Formed in 2019 from a spinoff from Occidental Petroleum (OXY), Western Midstream operates over 14,000 miles of crude oil and natural gas pipelines across the American Midwest. Despite the split, the companies are still completely intertwined, with Occidental controlling operations and owning 49% of Western Midstream.
↑ XOil and gas midstream companies often appear in IBD's Income Investor column due to their stable, fee-based contracts. These contracts enable companies to provide steady distributions without being overly exposed to energy price volatility.
Additionally, the significant capital investment required to build pipeline infrastructure creates high barriers to entry, resulting in limited competition. This often leads to claims that such companies hold a monopoly in the sector.
This environment bodes well for investors. While many high-yielding stocks come with significant caveats, Western Midstream stands out with its impressive 9% annualized yield, far surpassing the S&P 500's average dividend yield of 1.2%.
That high yield should be expected to continue moving forward with the company posting record volumes of gas and oil flow through its Delaware and Powder River basin network last quarter.
Moving forward, company President and CEO Oscar Brown hinted at potential future expansions or acquisitions.
This strategy aligns with a favorable regulatory outlook, as the incoming Trump administration is expected to ease regulations and environmental standards — key factors that have historically caused delays and increased costs for pipeline expansion projects.
Financially, Western Midstream is in solid shape.
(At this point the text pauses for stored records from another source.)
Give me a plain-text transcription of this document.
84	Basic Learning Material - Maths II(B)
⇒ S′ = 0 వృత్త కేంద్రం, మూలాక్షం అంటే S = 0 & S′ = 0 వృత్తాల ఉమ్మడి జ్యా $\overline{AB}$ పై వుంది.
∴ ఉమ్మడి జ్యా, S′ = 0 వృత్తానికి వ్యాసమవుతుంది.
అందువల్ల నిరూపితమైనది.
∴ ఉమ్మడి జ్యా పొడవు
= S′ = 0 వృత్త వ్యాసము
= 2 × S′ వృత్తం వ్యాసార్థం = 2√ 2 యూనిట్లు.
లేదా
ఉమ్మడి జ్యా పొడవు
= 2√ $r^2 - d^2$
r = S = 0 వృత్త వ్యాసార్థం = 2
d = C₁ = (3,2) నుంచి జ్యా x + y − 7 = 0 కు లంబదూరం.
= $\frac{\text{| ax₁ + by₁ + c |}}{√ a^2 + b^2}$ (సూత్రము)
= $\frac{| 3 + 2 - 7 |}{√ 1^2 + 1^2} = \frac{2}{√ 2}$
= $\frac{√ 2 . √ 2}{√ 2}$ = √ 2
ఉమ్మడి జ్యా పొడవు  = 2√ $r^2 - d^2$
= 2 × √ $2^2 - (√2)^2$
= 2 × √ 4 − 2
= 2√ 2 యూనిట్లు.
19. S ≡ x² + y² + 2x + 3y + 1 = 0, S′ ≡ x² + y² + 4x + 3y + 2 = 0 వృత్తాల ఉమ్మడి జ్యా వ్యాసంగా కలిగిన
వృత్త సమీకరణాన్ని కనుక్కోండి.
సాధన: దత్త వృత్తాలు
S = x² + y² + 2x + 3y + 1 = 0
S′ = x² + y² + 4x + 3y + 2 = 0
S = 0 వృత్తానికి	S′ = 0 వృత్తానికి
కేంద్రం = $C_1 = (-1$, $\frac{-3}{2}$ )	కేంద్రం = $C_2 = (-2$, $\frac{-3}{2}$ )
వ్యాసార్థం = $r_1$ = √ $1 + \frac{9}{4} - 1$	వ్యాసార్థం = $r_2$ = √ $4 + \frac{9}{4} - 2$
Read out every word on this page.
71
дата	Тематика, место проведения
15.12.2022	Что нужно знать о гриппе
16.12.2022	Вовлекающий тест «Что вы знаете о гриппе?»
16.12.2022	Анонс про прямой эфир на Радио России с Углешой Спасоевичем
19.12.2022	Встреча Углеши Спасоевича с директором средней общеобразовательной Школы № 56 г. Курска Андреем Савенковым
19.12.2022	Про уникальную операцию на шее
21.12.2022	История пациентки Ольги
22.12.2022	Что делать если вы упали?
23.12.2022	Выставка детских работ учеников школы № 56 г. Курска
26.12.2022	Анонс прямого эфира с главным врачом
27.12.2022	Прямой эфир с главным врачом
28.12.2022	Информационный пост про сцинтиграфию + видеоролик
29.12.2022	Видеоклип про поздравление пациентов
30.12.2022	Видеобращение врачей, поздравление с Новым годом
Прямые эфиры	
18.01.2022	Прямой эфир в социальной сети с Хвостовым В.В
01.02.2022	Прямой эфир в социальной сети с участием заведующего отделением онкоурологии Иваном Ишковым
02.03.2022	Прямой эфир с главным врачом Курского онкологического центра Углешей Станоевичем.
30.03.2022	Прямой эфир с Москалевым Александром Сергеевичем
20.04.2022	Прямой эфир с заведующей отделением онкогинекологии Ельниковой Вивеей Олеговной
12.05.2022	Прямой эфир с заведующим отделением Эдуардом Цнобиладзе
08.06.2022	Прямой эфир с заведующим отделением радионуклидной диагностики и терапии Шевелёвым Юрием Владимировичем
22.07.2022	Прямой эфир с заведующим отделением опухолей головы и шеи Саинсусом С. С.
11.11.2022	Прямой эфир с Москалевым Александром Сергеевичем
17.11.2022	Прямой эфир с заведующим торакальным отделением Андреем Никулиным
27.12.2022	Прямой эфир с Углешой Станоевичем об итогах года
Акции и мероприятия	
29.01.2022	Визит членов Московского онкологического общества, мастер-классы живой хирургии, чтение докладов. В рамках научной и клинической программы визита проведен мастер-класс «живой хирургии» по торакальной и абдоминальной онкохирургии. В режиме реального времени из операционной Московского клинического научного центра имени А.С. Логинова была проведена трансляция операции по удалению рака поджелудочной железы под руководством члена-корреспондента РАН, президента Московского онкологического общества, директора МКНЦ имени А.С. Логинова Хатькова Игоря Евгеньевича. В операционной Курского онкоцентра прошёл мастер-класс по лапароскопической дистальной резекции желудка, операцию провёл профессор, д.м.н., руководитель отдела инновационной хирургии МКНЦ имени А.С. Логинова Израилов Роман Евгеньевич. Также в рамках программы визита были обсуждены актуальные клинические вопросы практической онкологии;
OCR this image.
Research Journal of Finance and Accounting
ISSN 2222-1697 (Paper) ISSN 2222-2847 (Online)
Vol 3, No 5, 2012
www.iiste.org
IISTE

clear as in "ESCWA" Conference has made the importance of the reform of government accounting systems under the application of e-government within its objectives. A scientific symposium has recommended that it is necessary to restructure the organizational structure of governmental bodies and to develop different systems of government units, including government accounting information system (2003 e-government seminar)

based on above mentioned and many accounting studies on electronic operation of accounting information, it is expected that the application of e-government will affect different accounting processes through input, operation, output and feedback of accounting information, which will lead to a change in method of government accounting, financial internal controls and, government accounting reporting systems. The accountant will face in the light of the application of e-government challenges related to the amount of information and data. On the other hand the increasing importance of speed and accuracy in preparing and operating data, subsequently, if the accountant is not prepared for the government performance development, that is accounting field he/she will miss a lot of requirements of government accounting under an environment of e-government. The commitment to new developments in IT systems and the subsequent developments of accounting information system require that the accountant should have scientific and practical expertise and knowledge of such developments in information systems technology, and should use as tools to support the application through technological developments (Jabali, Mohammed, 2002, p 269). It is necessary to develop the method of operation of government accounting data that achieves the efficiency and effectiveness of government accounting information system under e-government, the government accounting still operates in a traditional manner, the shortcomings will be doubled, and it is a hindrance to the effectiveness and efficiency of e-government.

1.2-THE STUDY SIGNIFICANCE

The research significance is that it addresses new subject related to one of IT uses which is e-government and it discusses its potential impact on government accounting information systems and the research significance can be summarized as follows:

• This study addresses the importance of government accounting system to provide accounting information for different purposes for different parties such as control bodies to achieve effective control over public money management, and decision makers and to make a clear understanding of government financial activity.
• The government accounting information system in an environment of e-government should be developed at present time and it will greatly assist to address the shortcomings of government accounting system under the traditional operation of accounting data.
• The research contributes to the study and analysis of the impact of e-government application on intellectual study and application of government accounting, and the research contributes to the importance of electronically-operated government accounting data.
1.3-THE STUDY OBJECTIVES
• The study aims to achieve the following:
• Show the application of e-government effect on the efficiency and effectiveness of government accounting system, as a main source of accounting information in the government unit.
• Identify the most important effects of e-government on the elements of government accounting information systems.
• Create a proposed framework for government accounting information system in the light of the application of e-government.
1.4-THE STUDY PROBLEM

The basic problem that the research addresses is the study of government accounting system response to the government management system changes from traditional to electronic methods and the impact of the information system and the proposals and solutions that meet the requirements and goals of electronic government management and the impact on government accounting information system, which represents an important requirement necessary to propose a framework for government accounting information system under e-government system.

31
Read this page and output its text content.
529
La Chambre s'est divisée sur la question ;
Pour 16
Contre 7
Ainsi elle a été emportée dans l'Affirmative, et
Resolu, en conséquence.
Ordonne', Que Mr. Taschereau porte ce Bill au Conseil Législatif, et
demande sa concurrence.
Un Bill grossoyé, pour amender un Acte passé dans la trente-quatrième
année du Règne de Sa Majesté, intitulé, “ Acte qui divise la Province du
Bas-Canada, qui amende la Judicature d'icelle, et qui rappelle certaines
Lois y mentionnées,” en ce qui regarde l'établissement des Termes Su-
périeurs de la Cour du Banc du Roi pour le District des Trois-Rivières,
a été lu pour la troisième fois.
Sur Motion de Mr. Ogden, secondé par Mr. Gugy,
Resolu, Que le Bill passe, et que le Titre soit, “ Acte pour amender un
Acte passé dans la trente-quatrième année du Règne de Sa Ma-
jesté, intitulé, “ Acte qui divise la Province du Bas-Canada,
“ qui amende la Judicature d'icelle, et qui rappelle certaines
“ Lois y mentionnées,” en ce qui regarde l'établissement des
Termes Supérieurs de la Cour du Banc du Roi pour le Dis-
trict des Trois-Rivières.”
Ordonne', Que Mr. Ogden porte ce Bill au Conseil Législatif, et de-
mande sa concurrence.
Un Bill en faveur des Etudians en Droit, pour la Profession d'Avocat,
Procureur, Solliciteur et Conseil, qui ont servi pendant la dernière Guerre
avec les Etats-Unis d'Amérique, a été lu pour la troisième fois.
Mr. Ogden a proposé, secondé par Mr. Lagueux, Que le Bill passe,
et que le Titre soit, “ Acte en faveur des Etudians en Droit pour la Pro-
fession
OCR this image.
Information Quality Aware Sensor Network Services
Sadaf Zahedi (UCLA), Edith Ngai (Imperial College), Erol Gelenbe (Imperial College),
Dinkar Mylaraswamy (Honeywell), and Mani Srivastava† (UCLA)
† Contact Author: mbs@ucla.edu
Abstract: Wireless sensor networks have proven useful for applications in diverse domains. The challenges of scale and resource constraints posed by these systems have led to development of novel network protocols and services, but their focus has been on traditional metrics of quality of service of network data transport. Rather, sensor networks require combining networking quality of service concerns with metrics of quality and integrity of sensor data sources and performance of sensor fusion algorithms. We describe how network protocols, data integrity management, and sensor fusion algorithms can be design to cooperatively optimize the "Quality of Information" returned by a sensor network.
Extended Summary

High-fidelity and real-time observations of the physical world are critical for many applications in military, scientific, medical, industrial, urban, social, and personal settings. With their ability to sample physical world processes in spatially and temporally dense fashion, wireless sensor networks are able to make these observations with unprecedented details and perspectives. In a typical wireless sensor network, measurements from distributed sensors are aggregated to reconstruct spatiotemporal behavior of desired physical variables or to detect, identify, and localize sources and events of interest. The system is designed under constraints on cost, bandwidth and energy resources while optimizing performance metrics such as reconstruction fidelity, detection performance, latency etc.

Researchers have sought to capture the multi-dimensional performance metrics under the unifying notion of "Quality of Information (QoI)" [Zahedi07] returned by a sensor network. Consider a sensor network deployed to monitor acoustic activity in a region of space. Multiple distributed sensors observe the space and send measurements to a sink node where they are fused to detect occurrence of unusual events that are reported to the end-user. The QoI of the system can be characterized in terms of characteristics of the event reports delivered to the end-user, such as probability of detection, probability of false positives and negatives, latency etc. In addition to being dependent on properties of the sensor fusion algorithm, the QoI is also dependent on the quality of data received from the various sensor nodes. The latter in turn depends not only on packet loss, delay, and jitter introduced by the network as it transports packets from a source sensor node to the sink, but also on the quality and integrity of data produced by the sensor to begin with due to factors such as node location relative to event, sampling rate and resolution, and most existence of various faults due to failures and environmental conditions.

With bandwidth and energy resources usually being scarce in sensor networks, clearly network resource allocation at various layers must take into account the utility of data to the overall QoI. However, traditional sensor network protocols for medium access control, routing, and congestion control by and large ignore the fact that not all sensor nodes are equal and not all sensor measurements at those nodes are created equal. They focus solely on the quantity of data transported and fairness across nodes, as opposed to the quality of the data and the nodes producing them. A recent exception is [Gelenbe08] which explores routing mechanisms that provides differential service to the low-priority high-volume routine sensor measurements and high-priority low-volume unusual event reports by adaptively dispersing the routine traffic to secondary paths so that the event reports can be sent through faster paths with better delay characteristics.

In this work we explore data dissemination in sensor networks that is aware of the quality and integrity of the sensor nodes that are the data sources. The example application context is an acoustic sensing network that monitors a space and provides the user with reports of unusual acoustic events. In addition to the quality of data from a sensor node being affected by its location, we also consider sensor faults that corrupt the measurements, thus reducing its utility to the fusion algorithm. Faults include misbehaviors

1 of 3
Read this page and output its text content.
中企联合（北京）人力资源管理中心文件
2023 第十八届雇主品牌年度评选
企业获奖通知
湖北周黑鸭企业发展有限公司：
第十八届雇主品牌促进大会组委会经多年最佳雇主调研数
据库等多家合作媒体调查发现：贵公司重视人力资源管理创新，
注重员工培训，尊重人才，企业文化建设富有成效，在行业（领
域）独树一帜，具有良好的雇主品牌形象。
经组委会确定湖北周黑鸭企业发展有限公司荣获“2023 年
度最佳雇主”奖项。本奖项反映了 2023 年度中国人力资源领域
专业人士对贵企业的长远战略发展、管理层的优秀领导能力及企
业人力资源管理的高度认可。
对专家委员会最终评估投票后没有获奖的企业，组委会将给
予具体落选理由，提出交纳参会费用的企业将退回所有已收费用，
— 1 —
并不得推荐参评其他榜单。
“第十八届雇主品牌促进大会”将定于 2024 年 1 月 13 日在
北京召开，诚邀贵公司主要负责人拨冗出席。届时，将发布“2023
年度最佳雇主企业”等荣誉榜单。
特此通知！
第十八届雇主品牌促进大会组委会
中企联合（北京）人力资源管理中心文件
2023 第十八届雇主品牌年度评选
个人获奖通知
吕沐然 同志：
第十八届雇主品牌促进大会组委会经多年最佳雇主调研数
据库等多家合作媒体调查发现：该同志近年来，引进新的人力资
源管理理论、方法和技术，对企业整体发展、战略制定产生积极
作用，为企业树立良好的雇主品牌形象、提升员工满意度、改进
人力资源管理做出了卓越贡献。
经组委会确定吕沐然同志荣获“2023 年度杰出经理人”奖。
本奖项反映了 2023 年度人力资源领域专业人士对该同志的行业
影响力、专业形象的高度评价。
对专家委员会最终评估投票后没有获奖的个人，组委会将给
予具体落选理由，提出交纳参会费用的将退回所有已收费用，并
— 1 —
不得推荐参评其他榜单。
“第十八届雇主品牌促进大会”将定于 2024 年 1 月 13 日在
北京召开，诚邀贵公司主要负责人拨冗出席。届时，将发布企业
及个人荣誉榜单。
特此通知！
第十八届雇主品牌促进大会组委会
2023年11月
The company recently issued $800 million of 5.450% senior notes due in 2034, effectively refinancing its upcoming debt maturities. Additionally, it achieved its trailing 12-month net leverage ratio target of three times last quarter.
Shares of Western Midstream are trading above the 200-day moving average. The stock appears to be forming a double-bottom base with a 41.29 handle buy point. The relative strength line, however, is lagging, its MarketSurge chart shows.